The four stakeholders of quality as understood by everyone are the suppliers, customers, regulators and watchdogs. Regarding “Quality as Craftsmanship”, suppliers are the craftsmen themselves who design and work or produce products for their satisfaction rather than for marketing their creation. It captures the niche market and the customers are attracted by the suppliers’ craftsmanship. The customers of craftsmanship include specific target groups who may be willing to pay much more than the cost of production itself. The governments of all countries or any other agencies as quality regulators always motivate craftsmen to produce their arts and crafts as aesthetic and cultural heritages of the nation. But of course, they take precaution so that it does not deteriorate societal and environmental health. The civil society as watchdog also promotes healthy arts and craftsmanship considering them as an image building exercise for the nation. Thus, the craftsmanship of any country survives in a win-win environment and is a selfmotivating dimension of quality.

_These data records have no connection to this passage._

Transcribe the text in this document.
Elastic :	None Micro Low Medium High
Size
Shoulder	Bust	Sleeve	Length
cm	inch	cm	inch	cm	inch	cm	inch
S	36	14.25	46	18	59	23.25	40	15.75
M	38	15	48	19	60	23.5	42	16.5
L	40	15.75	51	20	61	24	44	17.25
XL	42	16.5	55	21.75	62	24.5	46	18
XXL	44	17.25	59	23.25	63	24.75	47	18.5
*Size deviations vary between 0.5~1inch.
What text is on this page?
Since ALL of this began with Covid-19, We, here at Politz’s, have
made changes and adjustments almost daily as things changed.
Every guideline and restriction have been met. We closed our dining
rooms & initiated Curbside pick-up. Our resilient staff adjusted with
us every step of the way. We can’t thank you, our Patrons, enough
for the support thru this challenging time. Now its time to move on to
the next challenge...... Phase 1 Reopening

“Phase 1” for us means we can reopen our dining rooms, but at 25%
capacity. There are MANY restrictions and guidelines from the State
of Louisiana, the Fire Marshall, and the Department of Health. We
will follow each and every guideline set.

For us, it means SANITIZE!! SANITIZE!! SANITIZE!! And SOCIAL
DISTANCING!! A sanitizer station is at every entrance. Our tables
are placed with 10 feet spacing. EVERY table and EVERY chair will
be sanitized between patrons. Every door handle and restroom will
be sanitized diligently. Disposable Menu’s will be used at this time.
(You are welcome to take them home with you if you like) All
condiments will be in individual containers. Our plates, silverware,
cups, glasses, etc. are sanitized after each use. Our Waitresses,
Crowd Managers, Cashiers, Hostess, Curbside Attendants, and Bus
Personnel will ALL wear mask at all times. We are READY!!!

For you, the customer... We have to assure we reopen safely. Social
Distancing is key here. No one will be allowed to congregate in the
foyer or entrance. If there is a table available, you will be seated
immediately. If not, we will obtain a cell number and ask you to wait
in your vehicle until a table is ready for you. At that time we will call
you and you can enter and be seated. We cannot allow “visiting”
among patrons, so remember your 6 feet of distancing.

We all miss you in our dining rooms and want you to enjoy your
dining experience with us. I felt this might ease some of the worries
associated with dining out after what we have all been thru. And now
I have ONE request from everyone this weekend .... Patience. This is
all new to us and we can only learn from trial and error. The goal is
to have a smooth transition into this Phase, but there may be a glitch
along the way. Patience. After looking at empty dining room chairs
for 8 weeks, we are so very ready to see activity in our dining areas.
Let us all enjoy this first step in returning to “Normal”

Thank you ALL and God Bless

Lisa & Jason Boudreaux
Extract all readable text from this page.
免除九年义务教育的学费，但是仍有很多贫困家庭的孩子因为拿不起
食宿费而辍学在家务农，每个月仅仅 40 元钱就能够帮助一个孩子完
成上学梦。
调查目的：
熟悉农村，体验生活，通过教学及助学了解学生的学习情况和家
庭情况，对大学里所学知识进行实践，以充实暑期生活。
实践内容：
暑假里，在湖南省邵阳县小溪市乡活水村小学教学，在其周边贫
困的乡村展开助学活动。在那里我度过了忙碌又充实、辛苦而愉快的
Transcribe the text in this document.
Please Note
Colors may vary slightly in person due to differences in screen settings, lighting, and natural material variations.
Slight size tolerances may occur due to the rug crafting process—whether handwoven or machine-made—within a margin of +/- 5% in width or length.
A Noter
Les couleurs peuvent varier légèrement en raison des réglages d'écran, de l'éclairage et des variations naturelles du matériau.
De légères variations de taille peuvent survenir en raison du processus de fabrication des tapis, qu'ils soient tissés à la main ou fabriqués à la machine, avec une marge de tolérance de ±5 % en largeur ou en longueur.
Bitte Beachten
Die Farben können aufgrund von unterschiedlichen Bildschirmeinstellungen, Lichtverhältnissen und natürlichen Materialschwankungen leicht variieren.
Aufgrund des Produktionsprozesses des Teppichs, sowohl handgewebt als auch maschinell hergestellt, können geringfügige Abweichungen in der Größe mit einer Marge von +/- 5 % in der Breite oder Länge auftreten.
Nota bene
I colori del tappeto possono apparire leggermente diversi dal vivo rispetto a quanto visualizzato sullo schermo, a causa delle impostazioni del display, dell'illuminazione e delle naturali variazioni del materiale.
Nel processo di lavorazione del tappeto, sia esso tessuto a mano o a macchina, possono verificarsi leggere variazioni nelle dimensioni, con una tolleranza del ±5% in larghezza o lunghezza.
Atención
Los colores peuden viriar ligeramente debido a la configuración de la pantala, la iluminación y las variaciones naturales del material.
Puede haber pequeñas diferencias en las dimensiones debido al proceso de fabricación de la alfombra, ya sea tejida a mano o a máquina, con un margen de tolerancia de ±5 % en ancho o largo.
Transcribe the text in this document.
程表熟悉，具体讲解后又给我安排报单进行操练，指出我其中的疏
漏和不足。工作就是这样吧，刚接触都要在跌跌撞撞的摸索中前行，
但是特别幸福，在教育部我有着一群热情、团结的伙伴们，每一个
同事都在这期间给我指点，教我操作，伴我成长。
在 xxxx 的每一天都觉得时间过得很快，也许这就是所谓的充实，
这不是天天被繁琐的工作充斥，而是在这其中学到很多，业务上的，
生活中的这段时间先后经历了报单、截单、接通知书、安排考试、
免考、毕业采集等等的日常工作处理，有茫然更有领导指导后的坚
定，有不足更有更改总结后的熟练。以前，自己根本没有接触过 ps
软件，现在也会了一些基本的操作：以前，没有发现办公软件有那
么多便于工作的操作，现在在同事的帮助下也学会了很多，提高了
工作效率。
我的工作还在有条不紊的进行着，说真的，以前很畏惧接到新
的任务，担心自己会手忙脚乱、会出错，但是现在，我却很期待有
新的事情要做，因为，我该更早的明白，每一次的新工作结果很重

Some people consider craftsmanship as the only dimension of quality whereas many people understand craftsmanship as one of the most important dimensions of quality. Craftsmanship is an inner strength of a maker or a group of makers as an aptitude, ability and dexterity of producing products or delivering services to satisfy themselves. Thus, they eventually capture the minds of specific customers. Craftsmanship is required for a full cycle of design to work in order to produce quality.